One bachelorette party in Maine.

One lounge night of 40’s music.

One trip to Seattle where I learned that I still had magic inside me.

Two and a half days in Portland.

Two weddings.

One new cousin.

One bridesmaid dress that just fit with the steroid weight.

2400 hours (100 days) spent infusing.

Three invasive procedures.

One trip to Water Country on a very hot day.

One new dog.

280L of D5/Lactated Ringer’s.

710 saline flushes.

230 sharps put into the container.

One roadtrip in a convertible.

Two days of apple picking.

100 squash eaten.

2000 lbs of potatoes mashed with butter.

One trip to Disney-on-ice with my nephew.

One trip to Salem around Halloween.

One less well loved hippie in the world.

One friend started midostaurin.

One pumpkin carved.

Dozens of times I felt like I was connected to the heartbeat of the world.

Two new pair of glasses.

Dozens of new squash recipes.

Zero coffee-mate due to its not being low histamine.

114 medical appointments.

97 days on the hospital campus.

7,665 pills taken.

Two new diagnoses.

Twelve bottles of liquid Benadryl.

7500mg of prednisone.

3160 ampules of cromolyn.

110 doses of IV Benadryl.

300 ostomy changes.

600mg of ketotifen.

One drug that helped a lot that I really thought wouldn’t.
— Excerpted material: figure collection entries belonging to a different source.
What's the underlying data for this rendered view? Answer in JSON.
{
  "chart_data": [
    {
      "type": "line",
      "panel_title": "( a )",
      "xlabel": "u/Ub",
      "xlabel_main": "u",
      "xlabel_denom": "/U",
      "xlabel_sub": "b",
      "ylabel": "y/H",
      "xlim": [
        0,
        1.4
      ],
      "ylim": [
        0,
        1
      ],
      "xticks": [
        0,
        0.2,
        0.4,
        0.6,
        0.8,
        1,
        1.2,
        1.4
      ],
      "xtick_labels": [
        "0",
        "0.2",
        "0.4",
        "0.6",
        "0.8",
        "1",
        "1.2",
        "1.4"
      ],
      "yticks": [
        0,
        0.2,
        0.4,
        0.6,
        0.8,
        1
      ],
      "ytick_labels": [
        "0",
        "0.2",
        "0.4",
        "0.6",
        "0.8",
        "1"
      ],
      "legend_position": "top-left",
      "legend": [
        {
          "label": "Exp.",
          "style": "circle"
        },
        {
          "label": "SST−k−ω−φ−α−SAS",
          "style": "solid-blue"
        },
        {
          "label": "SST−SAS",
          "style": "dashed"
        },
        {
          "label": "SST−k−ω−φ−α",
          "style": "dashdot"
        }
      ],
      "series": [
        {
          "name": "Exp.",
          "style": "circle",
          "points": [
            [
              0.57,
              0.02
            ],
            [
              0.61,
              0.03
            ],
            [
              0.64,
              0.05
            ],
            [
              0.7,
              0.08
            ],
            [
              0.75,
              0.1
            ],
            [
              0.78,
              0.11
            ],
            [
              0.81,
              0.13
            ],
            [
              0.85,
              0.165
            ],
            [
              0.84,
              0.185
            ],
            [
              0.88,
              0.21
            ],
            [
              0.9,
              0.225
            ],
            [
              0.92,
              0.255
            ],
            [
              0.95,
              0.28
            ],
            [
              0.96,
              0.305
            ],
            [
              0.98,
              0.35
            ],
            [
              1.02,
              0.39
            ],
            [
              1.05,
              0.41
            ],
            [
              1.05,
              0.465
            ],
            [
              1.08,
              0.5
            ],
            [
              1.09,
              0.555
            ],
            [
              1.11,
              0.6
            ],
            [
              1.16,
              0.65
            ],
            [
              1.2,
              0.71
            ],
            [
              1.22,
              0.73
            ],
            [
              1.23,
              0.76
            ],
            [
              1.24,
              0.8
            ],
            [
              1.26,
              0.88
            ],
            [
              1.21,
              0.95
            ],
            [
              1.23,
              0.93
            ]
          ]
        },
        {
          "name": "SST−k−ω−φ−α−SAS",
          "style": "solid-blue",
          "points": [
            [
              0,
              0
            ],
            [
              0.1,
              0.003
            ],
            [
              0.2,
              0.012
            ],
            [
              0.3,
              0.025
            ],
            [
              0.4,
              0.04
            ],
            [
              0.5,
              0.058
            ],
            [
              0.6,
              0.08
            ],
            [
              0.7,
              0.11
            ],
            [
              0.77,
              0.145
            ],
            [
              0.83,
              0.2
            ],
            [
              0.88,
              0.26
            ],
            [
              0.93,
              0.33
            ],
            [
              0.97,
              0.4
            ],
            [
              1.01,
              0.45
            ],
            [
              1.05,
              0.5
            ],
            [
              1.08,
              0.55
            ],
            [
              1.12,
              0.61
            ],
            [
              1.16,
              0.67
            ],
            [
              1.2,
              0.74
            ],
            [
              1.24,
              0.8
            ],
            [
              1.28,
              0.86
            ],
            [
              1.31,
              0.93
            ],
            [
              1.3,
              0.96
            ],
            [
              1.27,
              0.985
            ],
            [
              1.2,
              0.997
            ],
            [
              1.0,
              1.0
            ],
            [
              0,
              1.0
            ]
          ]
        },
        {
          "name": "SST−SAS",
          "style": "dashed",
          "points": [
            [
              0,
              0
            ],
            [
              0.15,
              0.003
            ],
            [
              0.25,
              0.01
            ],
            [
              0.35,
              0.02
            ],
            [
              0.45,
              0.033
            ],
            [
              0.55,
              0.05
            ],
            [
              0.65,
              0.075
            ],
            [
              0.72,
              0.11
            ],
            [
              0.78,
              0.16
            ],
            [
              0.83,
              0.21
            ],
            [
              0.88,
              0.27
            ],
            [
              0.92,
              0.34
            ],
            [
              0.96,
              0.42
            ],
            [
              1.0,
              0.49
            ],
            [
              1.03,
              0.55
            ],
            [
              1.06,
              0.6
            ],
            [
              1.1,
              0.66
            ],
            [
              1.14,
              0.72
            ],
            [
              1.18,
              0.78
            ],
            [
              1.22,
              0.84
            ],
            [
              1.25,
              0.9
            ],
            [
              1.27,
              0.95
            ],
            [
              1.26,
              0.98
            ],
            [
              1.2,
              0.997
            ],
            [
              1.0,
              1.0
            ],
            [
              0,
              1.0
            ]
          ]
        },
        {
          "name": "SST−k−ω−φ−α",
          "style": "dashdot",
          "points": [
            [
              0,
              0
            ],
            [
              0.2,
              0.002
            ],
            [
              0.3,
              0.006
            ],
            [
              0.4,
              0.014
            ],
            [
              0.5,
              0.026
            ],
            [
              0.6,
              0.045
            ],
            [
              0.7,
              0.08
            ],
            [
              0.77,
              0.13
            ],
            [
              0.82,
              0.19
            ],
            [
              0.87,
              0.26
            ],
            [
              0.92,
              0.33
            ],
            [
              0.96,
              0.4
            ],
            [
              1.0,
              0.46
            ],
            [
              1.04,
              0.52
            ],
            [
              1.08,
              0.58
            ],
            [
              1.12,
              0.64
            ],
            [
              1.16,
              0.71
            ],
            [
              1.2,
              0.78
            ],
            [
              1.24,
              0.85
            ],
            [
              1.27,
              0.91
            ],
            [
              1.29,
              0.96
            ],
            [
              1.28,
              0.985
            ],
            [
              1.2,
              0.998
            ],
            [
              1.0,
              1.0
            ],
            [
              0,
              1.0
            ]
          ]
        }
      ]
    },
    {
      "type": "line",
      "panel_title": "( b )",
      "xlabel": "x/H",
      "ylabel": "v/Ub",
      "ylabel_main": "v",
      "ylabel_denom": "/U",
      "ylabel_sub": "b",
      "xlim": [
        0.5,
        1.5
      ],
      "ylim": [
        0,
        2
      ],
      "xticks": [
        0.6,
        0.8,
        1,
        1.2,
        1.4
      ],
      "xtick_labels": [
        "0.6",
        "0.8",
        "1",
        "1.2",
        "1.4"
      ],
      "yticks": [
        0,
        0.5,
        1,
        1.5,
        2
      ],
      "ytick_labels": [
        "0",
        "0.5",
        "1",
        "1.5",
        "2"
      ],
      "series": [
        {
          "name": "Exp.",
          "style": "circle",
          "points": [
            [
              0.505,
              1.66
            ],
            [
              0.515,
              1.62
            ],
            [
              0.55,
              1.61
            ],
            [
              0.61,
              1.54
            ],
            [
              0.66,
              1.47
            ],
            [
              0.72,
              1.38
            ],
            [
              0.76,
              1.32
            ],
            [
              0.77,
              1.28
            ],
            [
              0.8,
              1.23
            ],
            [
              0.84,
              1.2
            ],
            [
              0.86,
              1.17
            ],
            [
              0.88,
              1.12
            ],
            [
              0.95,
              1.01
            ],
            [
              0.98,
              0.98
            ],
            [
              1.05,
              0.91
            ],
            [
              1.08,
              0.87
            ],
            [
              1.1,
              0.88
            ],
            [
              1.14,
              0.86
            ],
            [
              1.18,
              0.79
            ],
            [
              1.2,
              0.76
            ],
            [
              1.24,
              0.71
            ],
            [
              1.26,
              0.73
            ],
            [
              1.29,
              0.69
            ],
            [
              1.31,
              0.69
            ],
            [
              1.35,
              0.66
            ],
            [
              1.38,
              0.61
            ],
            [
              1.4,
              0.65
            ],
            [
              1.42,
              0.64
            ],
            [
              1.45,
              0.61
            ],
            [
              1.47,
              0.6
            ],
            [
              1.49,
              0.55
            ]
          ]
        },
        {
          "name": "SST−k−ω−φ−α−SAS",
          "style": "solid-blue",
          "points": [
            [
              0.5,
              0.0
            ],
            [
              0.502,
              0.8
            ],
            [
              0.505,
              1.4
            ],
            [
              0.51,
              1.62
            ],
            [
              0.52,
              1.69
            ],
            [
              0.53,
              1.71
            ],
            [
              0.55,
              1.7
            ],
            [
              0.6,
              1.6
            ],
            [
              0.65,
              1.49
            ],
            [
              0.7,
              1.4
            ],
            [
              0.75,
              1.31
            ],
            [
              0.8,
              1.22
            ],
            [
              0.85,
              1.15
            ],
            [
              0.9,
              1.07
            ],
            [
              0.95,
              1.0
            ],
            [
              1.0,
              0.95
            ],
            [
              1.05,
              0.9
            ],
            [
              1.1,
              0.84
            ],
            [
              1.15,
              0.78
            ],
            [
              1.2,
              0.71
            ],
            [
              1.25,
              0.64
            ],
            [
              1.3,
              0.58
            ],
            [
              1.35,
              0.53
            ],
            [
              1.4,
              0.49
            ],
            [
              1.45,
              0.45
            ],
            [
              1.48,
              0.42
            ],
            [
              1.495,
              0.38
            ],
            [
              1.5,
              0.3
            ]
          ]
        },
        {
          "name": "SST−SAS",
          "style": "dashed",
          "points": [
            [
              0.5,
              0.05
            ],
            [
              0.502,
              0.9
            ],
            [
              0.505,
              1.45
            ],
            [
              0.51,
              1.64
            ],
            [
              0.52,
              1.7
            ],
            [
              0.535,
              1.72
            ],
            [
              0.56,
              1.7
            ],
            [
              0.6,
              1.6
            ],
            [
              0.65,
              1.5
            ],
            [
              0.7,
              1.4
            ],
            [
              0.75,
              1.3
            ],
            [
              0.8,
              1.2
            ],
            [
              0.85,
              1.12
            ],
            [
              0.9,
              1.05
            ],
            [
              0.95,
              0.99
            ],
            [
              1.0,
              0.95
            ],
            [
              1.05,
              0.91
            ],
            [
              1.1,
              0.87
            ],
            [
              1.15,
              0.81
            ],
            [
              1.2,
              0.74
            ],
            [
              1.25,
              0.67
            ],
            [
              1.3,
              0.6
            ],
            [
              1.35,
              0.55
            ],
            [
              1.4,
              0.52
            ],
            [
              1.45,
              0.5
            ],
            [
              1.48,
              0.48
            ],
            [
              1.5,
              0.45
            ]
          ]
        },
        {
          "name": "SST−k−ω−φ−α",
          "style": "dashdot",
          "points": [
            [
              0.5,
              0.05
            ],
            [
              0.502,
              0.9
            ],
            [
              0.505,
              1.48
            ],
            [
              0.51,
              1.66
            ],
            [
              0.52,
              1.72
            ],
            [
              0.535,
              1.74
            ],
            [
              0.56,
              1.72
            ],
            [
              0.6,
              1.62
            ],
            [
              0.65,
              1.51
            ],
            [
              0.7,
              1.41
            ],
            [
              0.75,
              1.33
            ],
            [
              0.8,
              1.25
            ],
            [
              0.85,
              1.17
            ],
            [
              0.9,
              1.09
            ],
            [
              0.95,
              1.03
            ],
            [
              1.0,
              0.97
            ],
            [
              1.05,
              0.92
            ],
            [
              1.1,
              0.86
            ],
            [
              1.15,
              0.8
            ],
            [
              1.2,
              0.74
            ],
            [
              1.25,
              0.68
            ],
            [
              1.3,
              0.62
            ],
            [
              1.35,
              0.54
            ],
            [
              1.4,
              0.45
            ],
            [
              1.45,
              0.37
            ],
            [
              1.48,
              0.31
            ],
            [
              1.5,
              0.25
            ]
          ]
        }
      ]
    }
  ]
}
Eight weeks of liquids and soft solids.

One white count normalizing.

One iron count in normal range.

Five weeks of feeling better.

One surgery planned for 2015.

10 lbs lost.

Four flights.

Five days in Colorado.

Several nights of crying to my friends.

More laughing with them.

60 times my father drove me to work.

Two times I needed to use IV meds after I drove myself somewhere and had to get a family to pick me up and drive me home.

Millions of times my friends and family helped me out.

272 nights I slept.

365 days I woke up.

Two obstructions after starting IV therapy.

365 days of immunodeficiency.

73 yoga practices.

75 researchers educated on mast cell disease.

42 health care providers educated on mast cell disease.

102 people I taught to use an epipen.

One person I talked through their first epi.

Hundreds of people met with mast cell disease.

Many new friends that make living with this a little easier.

One new website.

252 blog posts.

52 countries with MastAttack readers.

10,000 questions answered.

One big plan for 2015.

One year of living and not just existing with mast cell disease.